On Monday I was having a hard time finding accommodations late in the afternoon so was looking for a place to set up my tent. I biked by a family and asked them if they knew of a guesthouse and they were trying their best to communicate when a young man came walking up to us and they all pointed at him proudly. He was holding his head high because he was the local English teacher and was there to help. He told me there was a guesthouse 5 km down the road on the right hand side and everyone smiled broadly as he spoke. One man came over and held up a finger and said that young man is the number 1 person in the village, having been to University. I told him his English is excellent and he repeated that to the growing group gathered and they all applauded. It was wonderful to see how proud they were of the local boy who did well. As I left everyone gathered around him and shook his hand or patted him on the back and he was glowing in the attention.
I found the guesthouse despite there being no sign and if it wasn't for the English speaker I would have missed it completely. I went into the room and the first thing to be done was to make sure this bug was indeed dead.

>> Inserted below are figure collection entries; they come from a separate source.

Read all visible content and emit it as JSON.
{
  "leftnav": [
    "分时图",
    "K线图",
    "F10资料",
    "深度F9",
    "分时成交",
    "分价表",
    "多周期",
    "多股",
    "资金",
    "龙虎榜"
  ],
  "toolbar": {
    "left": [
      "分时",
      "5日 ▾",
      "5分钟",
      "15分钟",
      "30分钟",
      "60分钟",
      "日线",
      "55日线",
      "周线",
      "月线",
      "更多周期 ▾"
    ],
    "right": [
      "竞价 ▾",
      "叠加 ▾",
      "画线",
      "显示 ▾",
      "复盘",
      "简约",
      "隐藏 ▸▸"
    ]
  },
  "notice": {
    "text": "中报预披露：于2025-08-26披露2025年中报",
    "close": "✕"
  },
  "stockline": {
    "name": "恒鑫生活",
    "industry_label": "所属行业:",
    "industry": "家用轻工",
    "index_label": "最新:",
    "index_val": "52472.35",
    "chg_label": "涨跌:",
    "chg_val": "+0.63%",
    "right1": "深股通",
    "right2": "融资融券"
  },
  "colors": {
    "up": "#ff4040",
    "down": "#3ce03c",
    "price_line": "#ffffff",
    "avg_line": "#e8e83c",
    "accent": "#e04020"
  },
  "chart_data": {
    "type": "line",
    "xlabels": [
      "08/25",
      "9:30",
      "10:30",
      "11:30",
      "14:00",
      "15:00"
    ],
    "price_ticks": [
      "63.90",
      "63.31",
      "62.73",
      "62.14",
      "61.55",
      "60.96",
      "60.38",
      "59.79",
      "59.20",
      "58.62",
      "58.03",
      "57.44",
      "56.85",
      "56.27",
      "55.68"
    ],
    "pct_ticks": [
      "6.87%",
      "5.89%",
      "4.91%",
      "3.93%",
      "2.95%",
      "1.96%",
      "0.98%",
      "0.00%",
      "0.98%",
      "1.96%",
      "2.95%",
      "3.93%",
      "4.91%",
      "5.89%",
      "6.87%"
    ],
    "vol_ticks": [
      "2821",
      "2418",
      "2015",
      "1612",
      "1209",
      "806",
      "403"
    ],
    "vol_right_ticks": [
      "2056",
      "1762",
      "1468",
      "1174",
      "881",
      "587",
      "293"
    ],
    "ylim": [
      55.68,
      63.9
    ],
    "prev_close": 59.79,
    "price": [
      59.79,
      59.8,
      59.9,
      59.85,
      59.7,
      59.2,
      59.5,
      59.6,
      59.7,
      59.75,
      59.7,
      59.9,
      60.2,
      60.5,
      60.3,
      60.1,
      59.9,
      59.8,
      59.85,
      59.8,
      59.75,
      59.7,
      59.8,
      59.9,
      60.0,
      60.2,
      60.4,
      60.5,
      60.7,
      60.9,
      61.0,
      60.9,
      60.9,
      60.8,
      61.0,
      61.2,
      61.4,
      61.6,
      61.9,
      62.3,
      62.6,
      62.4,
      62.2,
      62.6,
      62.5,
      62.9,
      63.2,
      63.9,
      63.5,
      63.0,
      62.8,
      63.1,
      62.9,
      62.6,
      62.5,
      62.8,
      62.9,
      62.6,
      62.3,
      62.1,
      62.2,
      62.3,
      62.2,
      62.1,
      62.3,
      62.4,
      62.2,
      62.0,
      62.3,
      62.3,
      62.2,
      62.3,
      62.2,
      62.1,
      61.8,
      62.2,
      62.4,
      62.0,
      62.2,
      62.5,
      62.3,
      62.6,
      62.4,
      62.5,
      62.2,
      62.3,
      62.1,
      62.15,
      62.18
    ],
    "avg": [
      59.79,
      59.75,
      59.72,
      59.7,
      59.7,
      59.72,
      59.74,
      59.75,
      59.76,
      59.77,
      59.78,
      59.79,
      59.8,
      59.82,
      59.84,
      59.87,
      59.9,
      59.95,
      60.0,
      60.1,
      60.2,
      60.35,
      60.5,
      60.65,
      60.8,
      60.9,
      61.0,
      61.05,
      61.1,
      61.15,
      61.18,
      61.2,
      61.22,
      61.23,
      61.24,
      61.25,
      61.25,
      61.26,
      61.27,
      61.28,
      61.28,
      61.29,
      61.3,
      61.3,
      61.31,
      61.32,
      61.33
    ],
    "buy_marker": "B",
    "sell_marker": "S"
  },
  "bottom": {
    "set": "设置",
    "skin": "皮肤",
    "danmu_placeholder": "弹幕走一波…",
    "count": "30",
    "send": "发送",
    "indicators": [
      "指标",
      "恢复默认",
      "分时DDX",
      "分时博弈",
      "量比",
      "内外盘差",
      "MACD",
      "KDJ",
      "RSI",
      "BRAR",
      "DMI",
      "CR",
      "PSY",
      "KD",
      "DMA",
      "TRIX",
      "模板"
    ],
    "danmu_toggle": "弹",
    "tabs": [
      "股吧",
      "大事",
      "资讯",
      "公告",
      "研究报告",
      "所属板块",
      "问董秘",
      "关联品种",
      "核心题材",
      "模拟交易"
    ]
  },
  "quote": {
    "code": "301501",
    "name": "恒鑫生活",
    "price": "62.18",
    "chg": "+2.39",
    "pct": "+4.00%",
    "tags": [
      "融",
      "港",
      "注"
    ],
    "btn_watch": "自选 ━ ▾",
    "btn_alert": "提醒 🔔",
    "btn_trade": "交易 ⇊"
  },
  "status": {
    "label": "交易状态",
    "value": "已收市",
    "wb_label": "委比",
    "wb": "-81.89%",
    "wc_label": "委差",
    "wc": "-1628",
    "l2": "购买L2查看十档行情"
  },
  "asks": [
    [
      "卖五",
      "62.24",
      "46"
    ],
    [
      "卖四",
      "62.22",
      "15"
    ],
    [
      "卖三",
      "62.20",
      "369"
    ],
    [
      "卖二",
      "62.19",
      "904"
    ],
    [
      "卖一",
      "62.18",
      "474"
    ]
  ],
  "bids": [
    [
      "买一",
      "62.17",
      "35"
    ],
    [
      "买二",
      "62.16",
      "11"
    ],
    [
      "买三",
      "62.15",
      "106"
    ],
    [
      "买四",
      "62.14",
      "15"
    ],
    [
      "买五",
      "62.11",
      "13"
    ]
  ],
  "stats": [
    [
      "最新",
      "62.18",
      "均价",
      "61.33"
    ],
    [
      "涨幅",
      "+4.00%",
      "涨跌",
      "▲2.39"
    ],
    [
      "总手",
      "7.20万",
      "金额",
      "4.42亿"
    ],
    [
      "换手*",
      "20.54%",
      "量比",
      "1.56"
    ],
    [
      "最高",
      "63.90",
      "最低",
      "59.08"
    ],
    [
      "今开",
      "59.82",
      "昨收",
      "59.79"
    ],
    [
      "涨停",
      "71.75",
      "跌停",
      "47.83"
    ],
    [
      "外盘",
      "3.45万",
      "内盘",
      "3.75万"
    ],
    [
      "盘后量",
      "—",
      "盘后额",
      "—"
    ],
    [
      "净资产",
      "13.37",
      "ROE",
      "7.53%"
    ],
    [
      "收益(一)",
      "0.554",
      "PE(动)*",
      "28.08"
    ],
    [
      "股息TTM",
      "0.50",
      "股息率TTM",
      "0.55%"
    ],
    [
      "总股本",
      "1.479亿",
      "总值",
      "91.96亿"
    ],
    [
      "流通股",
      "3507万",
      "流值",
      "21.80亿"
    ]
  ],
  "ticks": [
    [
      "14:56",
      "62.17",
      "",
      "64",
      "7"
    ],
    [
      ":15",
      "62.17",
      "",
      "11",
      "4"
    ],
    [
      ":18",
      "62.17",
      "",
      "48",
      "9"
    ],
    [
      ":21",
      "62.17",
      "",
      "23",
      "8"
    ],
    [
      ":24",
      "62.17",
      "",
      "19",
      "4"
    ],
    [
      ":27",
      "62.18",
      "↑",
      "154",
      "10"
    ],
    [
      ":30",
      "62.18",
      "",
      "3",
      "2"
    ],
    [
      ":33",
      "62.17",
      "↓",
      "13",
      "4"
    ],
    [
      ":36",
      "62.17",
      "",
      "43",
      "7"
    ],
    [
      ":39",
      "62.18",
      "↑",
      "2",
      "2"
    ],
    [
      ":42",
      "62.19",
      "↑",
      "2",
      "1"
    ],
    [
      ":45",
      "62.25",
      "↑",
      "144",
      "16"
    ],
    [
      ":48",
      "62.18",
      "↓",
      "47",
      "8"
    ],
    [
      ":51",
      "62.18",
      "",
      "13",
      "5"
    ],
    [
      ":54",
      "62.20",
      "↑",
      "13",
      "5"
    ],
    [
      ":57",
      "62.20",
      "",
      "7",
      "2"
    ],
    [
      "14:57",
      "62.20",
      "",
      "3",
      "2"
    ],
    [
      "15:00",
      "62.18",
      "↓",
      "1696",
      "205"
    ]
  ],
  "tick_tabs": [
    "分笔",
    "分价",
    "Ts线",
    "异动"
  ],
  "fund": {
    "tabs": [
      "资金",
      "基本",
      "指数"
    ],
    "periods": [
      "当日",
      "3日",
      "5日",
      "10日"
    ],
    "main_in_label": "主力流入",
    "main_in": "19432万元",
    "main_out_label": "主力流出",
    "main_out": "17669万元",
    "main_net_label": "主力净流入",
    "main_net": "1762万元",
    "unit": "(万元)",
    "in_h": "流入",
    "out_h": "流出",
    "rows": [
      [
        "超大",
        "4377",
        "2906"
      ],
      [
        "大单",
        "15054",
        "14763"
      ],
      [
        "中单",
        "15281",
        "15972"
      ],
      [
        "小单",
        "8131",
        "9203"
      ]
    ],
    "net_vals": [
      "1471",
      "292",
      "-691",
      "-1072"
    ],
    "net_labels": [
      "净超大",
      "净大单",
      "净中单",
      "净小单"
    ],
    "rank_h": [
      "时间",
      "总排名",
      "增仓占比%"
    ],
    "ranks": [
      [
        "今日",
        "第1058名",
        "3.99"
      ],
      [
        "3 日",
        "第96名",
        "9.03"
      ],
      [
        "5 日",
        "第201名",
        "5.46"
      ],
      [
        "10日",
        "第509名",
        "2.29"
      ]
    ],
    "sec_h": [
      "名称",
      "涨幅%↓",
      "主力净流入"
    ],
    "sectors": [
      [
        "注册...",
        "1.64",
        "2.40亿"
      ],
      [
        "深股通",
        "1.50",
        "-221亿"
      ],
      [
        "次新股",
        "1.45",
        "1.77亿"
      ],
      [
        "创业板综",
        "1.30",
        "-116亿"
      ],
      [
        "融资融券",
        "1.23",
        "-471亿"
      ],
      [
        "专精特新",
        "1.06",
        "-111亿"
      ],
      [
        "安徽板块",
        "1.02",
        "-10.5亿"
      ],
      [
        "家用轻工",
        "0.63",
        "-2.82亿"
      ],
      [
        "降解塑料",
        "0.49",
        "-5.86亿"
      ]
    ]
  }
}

I then went into the bathroom and noticed that there was no shower, just a large pail of water. The large tub was full and you are provided a small pail to rinse yourself off. I soaped myself up and doused a few pails of water over my head and it felt so good that I climbed into the pail and completely submerged myself. I know it is not designed for that but I was very hot and couldn't resist.
The hotel has everything including running water and glass in the windows but is missing lots of bugs, a giant pail of water, hard beds and pillows and bare concrete floors. I'll have to make due. The Hotel was originally built as a palace and I love the old large verandas that wrap around the entire building. There are comfortable sitting areas in leafy gardens and it's a great place to recover from a few tough days on the road. Right across the road they have Delta Coffee, a restaurant serving some of the best coffee in town from their plantation on the Bolaven Plateau. The owners of the restaurant raise money to build schools for the children of the plantation workers. It is excellent Arabica coffee and I should be there for most of my time in Pakse.
I am quickly running out of time on my Laos visa. It is hard to believe I have been here for 3 weeks as Laos has been an amazing experience. I will never forget the sounds of high-pitched kid's voices yelling Sabaai-Dee. Nor will I forget the kids that come up to my knees running out to the roadside and waving or mothers holding their infants and smiling while they wave their child's hand in greeting. I remember all the times I stopped in villages to eat some noodle soup while little children shyly peered from behind pillars to see the Farang and then breaking out into a smile once I wave to them. I remember a group of children bravely yelling hello only to run for their lives when I stopped my bike to talk with them. Eventually they came back and allowed me to take their picture while the young girls giggled and the boys acted cool. It is like being here back before tourism became popular in Laos and a place I could feel like a local eating their food, sleeping in Spartan accommodations and enjoying the simple life that we usually only see in pictures.
I wasn't the only one feeling the heat.
I arrived in Pakse in Southern Laos on Tuesday April 19th and will spend a few days here at the beautiful Champasak Palace Hotel.